A man’s grief could not be denied but it must be “set apart. The pain had to come out first.” Walter tented his fingers beneath his gaunt face. As Dunn spoke, Walter’s small blue eyes varied from steely interest to the softness of utmost patience. The angel of vengeance took many forms; in such a conference, it began with Walter as the ferryman poling parents of murdered children through blood tides of woe.
Dunn had been working late on that Sunday evening in his Bucks County, Pennsylvania, home office when the phone rang. He thought, It must be Scott. The Sunday calls from his twenty-four-year-old son, who had moved to Lubbock, Texas, to make a new life for himself, were a father’s joy. Dunn had urged the move; Lubbock was his beloved childhood home, a friendlier, more wholesome place than the East Coast, a place for Scott to start over. Scott had struggled in school in the East. He tried the U.S. Air Force, then tried community college in Texas and dropped out, but after that things started to come together for him. He had a good job, a job he loved and excelled at. Scott had always shown a mechanical gift. Even as a boy he could take apart anything and put it back together. Now in Lubbock, he got a job in an electronics store installing stereos-and became a star at it. He was a West Texas stereo cowboy. The region had rodeo-style competitions in which the “cowboys” vied for prizes, money, and prestige for the fastest installations and highest quality sound. Scott dominated the competitions. He’d found a way to maintain sound quality at unheard-of volumes by stacking ice on the system. His trophies filled the store. An athletic six foot two, 195 pounds with blond good looks, “The Iceman” also starred in the store’s TV commercials. Women came into the shop to meet him. He’d loaded his own car-an ’87 Camaro he called “Yellow Thunder”-with the finest stereo equipment, and took it booming down the prairie highways.
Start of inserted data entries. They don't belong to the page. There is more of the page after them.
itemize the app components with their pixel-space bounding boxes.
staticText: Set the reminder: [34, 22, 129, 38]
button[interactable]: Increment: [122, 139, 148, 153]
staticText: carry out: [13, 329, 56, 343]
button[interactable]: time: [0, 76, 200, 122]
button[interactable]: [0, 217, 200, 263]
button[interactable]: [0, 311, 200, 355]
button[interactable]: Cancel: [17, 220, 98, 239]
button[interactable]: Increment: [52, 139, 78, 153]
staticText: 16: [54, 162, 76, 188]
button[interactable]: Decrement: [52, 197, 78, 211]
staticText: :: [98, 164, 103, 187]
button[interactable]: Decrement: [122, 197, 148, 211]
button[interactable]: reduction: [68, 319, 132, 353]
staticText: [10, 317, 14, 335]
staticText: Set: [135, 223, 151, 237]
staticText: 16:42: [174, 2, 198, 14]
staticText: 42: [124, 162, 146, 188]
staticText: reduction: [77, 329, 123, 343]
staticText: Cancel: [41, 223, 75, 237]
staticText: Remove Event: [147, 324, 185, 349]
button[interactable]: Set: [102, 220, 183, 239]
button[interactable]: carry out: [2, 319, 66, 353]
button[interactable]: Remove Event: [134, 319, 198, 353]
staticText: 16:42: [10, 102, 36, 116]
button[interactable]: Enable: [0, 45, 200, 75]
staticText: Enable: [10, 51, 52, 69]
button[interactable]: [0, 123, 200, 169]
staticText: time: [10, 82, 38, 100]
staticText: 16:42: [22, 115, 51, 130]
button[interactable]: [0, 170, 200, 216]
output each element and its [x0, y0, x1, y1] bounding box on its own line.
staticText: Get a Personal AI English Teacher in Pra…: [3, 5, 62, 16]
He’d recently told his father he was bringing home for Thanksgiving a young woman named Jessica, a bright, lovely Mississippi State University student-his soon-to-be fiancée.
But the flat, cold voice on the line was someone he’d never heard of.
Her name was Leisha Hamilton.
“Are you Scott Dunn’s father?” she asked.
She was Scott’s live-in girlfriend, she said. She’d found Dunn’s name on a telephone bill. Scott had been missing for four days and she was concerned.